PostIdent-Verfahren
Das PostIdent-Verfahren ist ein etabliertes Identifizierungsverfahren der Deutschen Post, bei dem ein Kunde entweder in einer Postfiliale mit seinem Ausweisdokument erscheint oder sich per Video identifizieren lässt. Das Ergebnis wird dem beauftragenden Unternehmen – etwa einem Makler oder einer Bank – als bestätigte Identität übermittelt und erfüllt die Anforderungen des Geldwäschegesetzes an die Identifizierung.
Ausführliche Erklärung
Für Immobilienmakler ist das PostIdent-Verfahren eine praktikable Alternative, wenn Vertragspartner nicht persönlich im Büro identifiziert werden können, ein Notartermin (mit eigener Identifizierung durch den Notar) noch nicht ansteht oder eine unabhängige Fremdidentifizierung dokumentiert werden soll.
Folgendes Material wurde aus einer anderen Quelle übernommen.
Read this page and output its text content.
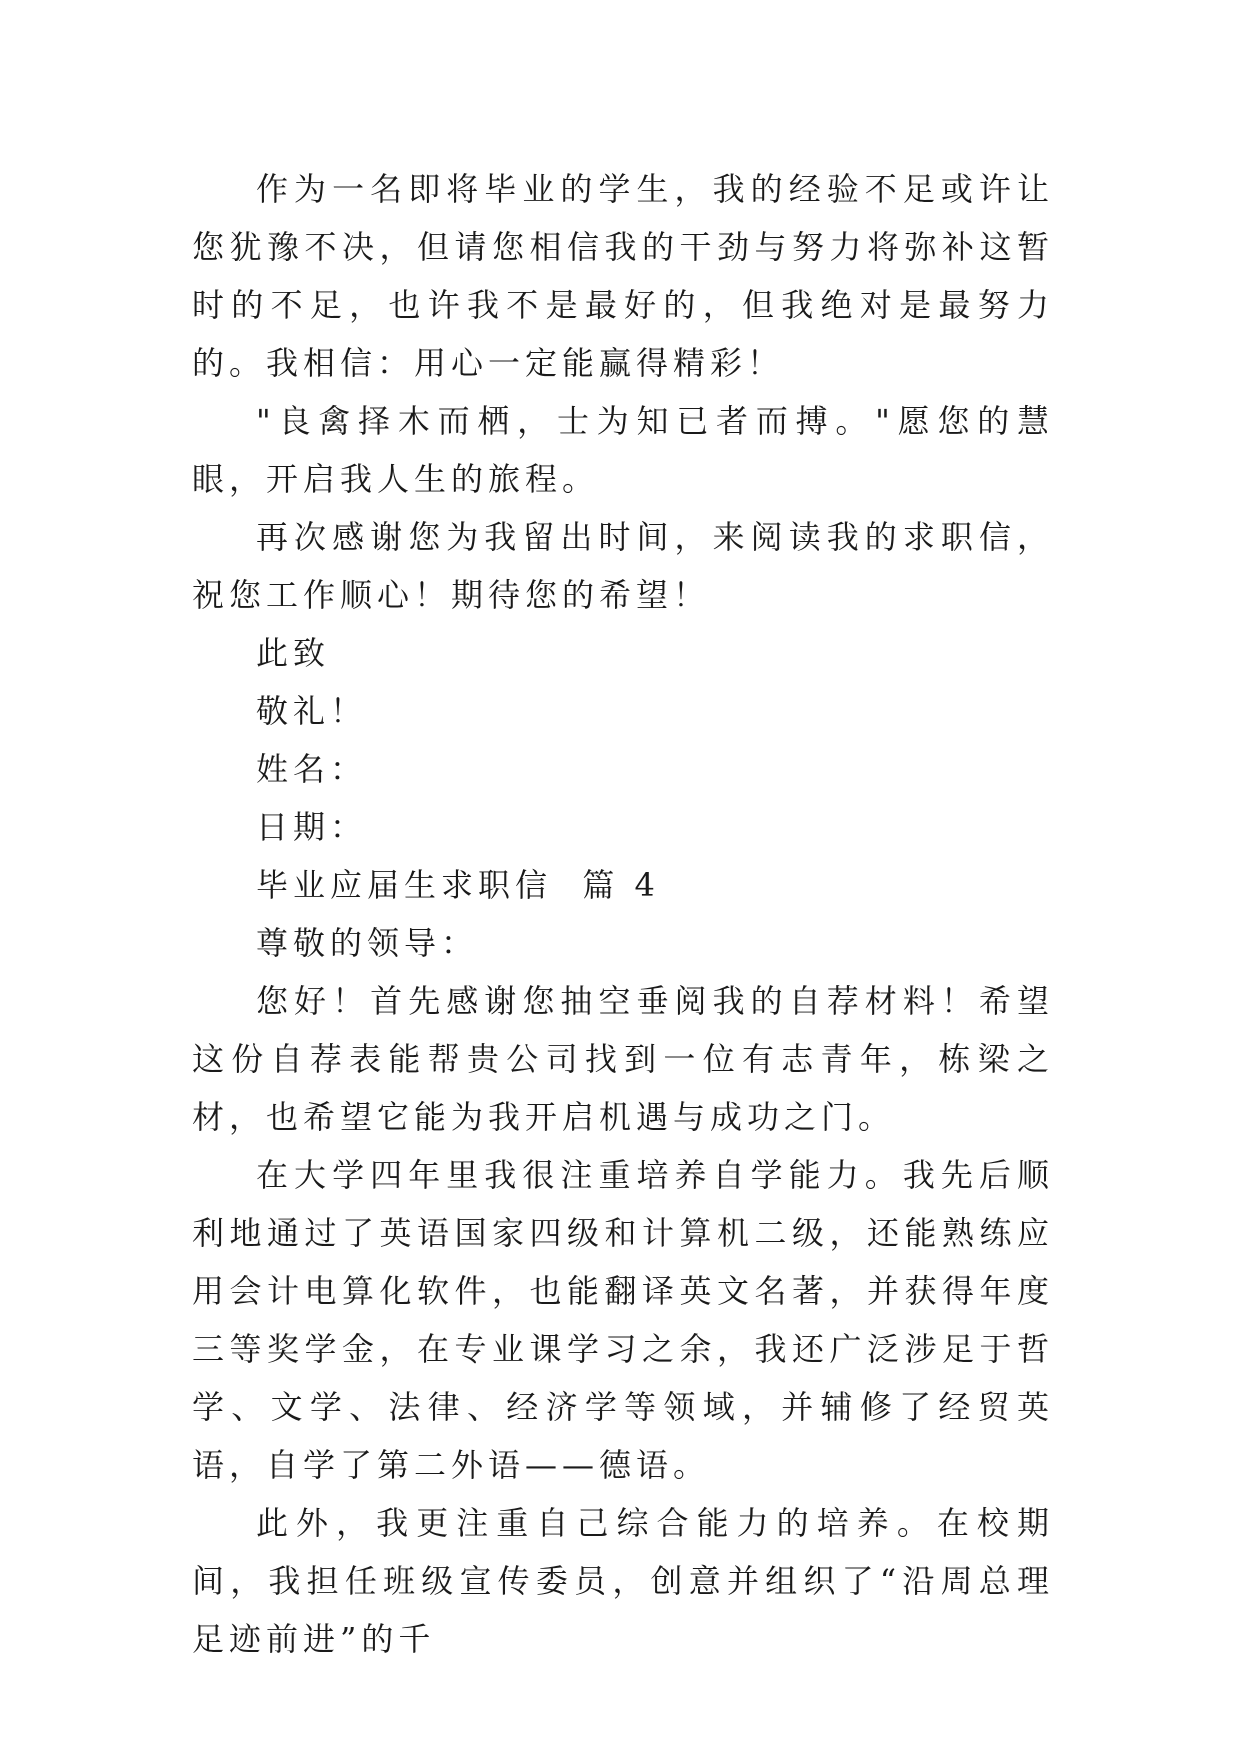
作为一名即将毕业的学生，我的经验不足或许让您犹豫不决，但请您相信我的干劲与努力将弥补这暂时的不足，也许我不是最好的，但我绝对是最努力的。我相信：用心一定能赢得精彩！

"良禽择木而栖，士为知已者而搏。"愿您的慧眼，开启我人生的旅程。

再次感谢您为我留出时间，来阅读我的求职信，祝您工作顺心！期待您的希望！

此致

敬礼！

姓名：

日期：

毕业应届生求职信  篇 4

尊敬的领导：

您好！首先感谢您抽空垂阅我的自荐材料！希望这份自荐表能帮贵公司找到一位有志青年，栋梁之材，也希望它能为我开启机遇与成功之门。

在大学四年里我很注重培养自学能力。我先后顺利地通过了英语国家四级和计算机二级，还能熟练应用会计电算化软件，也能翻译英文名著，并获得年度三等奖学金，在专业课学习之余，我还广泛涉足于哲学、文学、法律、经济学等领域，并辅修了经贸英语，自学了第二外语——德语。

此外，我更注重自己综合能力的培养。在校期间，我担任班级宣传委员，创意并组织了“沿周总理足迹前进”的千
Es existieren im Wesentlichen zwei Varianten:
- PostIdent Filiale: Der Kunde legt seinen Ausweis oder Reisepass in einer Postfiliale vor; der Mitarbeiter prüft Echtheit und Übereinstimmung mit den Kundendaten und sendet die Bestätigung an den Auftraggeber.
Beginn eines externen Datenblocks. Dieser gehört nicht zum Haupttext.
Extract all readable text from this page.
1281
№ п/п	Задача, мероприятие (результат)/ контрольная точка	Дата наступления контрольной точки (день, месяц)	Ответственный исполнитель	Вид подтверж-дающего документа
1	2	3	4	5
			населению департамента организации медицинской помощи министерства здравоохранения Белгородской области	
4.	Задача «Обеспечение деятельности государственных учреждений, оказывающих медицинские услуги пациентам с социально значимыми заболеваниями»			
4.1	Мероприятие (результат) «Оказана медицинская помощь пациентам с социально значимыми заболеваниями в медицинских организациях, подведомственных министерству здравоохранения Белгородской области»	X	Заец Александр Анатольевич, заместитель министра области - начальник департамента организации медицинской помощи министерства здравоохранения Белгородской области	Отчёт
- PostIdent Video: Die Identifizierung erfolgt per Videochat mit einem Post-Mitarbeiter; der Kunde hält seinen Ausweis in die Kamera, ergänzende Sicherheitsmerkmale (Hologramme, UV-Merkmale) werden geprüft.
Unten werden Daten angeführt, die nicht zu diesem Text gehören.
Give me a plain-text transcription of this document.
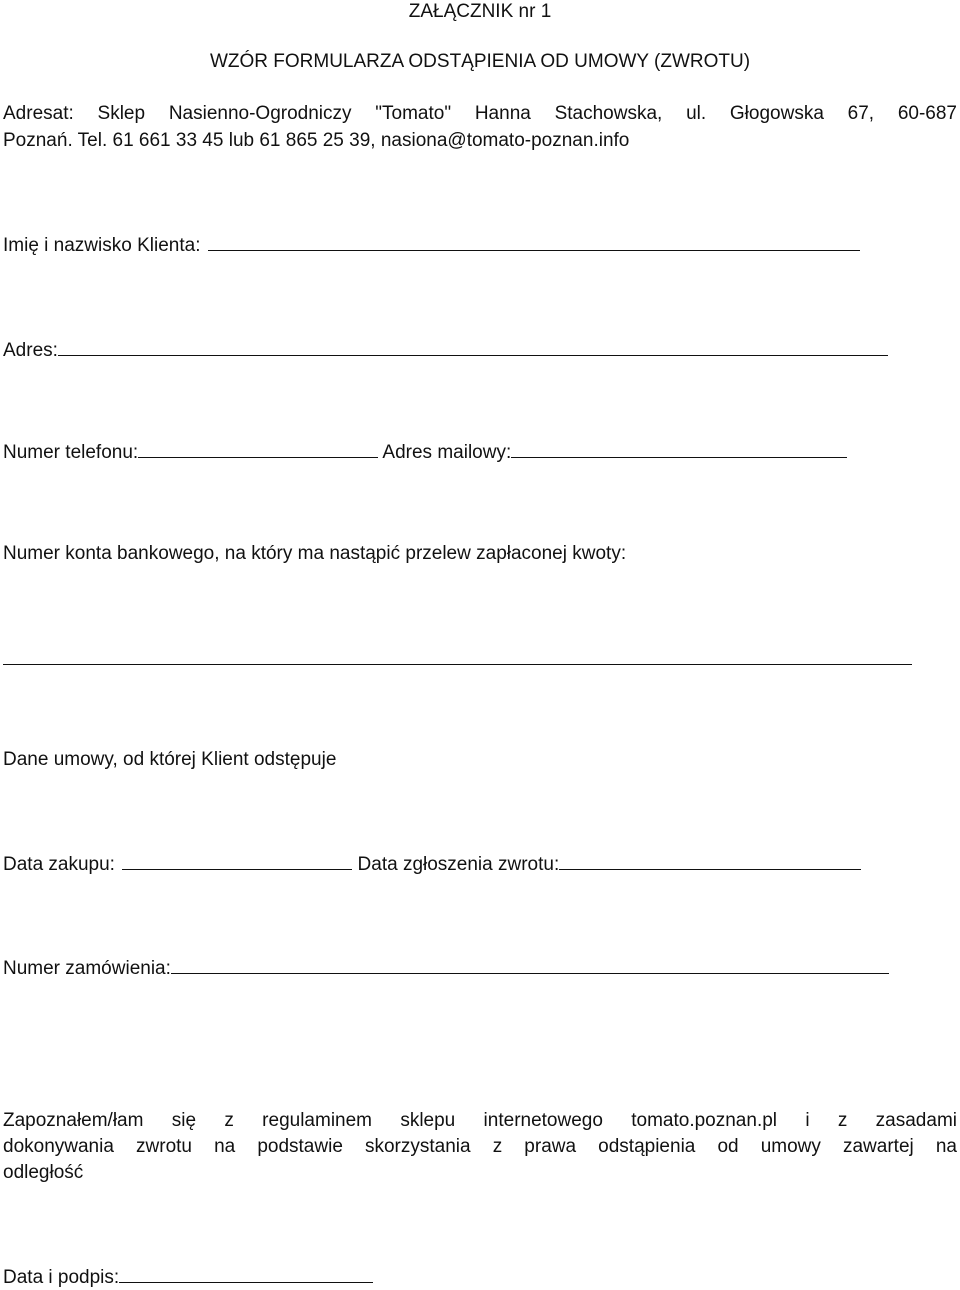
ZAŁĄCZNIK nr 1
WZÓR FORMULARZA ODSTĄPIENIA OD UMOWY (ZWROTU)
Adresat: Sklep Nasienno-Ogrodniczy "Tomato" Hanna Stachowska, ul. Głogowska 67, 60-687
Poznań. Tel. 61 661 33 45 lub 61 865 25 39, nasiona@tomato-poznan.info
Imię i nazwisko Klienta:
Adres:
Numer telefonu:	Adres mailowy:
Numer konta bankowego, na który ma nastąpić przelew zapłaconej kwoty:
Dane umowy, od której Klient odstępuje
Data zakupu:	Data zgłoszenia zwrotu:
Numer zamówienia:
Zapoznałem/łam się z regulaminem sklepu internetowego tomato.poznan.pl i z zasadami
dokonywania zwrotu na podstawie skorzystania z prawa odstąpienia od umowy zawartej na
odległość
Data i podpis:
Rechtlich stützt sich der Einsatz auf § 12 GwG, der neben der klassischen persönlichen Vorlage auch gleichwertige Verfahren zulässt, sowie auf § 17 GwG, wonach Verpflichtete die Erfüllung der Identifizierungspflicht auf Dritte auslagern dürfen – die Verantwortung für die ordnungsgemäße Identifizierung verbleibt jedoch beim Makler selbst. Er muss sich daher vergewissern, dass der beauftragte Dienstleister die Anforderungen des GwG tatsächlich einhält, und die Bestätigung sowie eine Kopie der geprüften Ausweisdaten in der Kundenakte aufbewahren (Aufbewahrungspflicht i. d. R. fünf Jahre, § 8 GwG). In der Immobilienpraxis wird PostIdent häufiger von Banken (Kontoeröffnung, Finanzierungsprüfung) als von Maklern direkt genutzt; Makler greifen zunehmend auf digitale Videoident-Dienstleister mit vergleichbarer Funktionsweise zurück.
Beispiel aus der Praxis
Ein im europäischen Ausland lebender Interessent möchte eine Ferienimmobilie kaufen, kann aber nicht kurzfristig nach Deutschland reisen. Der Makler beauftragt eine PostIdent-Video-Identifizierung; nach erfolgreichem Abgleich der Ausweisdaten erhält der Makler eine Bestätigung, die er zur Erfüllung seiner Identifizierungspflicht in der Kundenakte hinterlegt.